What Decisions Are Based on Data?
Data-driven marketing is all about using customer information (data) to predict behavior. Marketing professionals who do this skillfully can implement media buying and messaging strategies that achieve optimal results. That, of course, is good for business.
Think back to those hundreds of Instagram posts every second. According to Omnicore, as of December 2017, a whopping 80 percent of the 800 million Instagram users live outside the United States. That information alone has a lot to tell marketing managers about, say, how to allocate ad budgets. Instagram stories are a valuable source of data as well, pointing the way to trending products and target markets.
Marketing is sometimes described as an art. Others argue that it is a science. Either way, data adds a lot to the process of understanding customer behavior.
- Who is the target audience? Data analytics can help marketers more precisely identify a target audience to deliver more relevant advertising.
- What is the best price for a product? Analytics can help a business identify the optimal price for maximum profits.
- How well is a company meeting customer needs?

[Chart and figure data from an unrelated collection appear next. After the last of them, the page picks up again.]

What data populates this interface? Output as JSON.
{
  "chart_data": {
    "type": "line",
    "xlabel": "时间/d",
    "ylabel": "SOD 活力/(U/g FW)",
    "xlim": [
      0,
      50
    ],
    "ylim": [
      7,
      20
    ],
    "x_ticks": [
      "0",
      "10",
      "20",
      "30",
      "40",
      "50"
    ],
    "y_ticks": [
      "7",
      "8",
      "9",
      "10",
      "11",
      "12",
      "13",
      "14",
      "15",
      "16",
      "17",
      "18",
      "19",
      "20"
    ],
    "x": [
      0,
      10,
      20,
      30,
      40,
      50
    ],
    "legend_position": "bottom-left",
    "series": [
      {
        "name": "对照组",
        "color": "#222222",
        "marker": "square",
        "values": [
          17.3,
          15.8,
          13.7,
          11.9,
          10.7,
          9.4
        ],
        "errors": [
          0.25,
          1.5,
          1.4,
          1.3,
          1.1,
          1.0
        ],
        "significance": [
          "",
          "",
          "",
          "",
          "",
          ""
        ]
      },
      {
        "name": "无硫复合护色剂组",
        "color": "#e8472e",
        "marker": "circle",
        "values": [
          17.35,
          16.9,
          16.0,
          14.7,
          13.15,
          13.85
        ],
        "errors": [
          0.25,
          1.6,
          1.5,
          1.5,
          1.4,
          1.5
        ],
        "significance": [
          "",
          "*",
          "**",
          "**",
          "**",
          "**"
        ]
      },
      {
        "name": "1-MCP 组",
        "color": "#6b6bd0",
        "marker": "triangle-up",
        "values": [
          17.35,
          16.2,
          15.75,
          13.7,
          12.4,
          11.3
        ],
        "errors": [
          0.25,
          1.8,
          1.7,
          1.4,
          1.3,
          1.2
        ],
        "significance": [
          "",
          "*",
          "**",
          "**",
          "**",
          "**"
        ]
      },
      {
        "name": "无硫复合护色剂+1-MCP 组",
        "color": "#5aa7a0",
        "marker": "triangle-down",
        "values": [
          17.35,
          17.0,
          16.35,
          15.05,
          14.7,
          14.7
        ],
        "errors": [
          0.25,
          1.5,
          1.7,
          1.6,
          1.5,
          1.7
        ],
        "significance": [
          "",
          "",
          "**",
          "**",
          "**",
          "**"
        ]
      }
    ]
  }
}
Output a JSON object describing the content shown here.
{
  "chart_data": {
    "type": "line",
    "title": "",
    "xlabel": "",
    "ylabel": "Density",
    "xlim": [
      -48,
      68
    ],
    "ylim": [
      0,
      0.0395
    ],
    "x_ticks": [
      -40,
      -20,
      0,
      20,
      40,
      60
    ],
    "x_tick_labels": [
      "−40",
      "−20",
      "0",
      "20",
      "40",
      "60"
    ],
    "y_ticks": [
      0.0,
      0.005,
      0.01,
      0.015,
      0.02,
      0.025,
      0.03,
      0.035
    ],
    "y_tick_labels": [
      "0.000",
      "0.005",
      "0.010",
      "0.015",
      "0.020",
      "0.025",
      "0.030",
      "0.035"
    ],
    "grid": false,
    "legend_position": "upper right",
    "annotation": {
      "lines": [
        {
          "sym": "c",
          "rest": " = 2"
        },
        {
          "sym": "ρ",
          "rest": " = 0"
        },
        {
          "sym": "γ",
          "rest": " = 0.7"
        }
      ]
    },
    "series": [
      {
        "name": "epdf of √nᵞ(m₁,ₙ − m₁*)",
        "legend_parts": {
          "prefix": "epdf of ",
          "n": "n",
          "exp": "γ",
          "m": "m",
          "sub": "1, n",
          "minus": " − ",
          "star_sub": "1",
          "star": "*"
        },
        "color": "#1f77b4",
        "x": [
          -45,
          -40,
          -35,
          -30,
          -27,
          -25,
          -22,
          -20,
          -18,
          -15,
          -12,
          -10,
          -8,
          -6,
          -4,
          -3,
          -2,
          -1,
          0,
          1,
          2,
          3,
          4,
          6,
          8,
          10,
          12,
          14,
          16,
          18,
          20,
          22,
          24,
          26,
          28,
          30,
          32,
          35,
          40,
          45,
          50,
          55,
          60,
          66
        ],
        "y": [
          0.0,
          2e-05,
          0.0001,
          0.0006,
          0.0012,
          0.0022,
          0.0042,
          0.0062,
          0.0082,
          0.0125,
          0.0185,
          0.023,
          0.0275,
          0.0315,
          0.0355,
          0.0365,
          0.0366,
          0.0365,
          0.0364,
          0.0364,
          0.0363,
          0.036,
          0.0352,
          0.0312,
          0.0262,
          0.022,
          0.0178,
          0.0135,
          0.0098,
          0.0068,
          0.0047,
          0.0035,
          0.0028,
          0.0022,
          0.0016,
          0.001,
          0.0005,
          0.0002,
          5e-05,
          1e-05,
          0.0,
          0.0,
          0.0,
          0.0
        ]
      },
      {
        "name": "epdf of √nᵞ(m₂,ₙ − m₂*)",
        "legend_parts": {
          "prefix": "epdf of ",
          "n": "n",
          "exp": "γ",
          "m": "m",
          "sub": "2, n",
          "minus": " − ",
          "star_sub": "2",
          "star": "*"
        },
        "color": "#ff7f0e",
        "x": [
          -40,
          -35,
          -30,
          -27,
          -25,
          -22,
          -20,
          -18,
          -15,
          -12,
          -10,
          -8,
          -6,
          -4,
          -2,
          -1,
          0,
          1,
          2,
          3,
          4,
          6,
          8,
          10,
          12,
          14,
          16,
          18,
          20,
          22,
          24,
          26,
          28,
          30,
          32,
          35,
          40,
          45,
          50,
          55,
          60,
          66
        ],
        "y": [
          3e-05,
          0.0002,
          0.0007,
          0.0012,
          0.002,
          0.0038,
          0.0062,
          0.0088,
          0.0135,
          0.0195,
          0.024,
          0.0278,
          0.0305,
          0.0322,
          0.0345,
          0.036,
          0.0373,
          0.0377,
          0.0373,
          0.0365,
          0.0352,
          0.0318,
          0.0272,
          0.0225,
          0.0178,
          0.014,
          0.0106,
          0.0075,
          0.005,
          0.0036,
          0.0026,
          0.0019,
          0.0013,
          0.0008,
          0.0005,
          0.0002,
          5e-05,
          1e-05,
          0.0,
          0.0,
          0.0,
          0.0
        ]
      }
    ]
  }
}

The quality of customer relationships can make or break a business. Data analytics can provide insight into which interactions matter most and what aspects of those interactions are most important, such as transaction speed. The more quickly customers can log into their online accounts, for example, the higher their satisfaction.
- What is the most effective way to connect with customers? Businesses that track customer engagement with Google Analytics, for example, will find that 98 percent of text messages are read. (Adding a link to that message tells a business even more — it enables measurement of the click-through rate.)
- How are visitors getting to a company’s website? Did they find what they were looking for? Collecting and analyzing information — with keywords and bounce rate, for example — helps a business see what is working and what needs attention.
The better a business understands its customers, the more effectively it can market to them. Data-driven marketing provides a deeper level of customer information than can be gained through traditional approaches to marketing. Developing strategies based on these insights can make a significant difference to a company’s profits.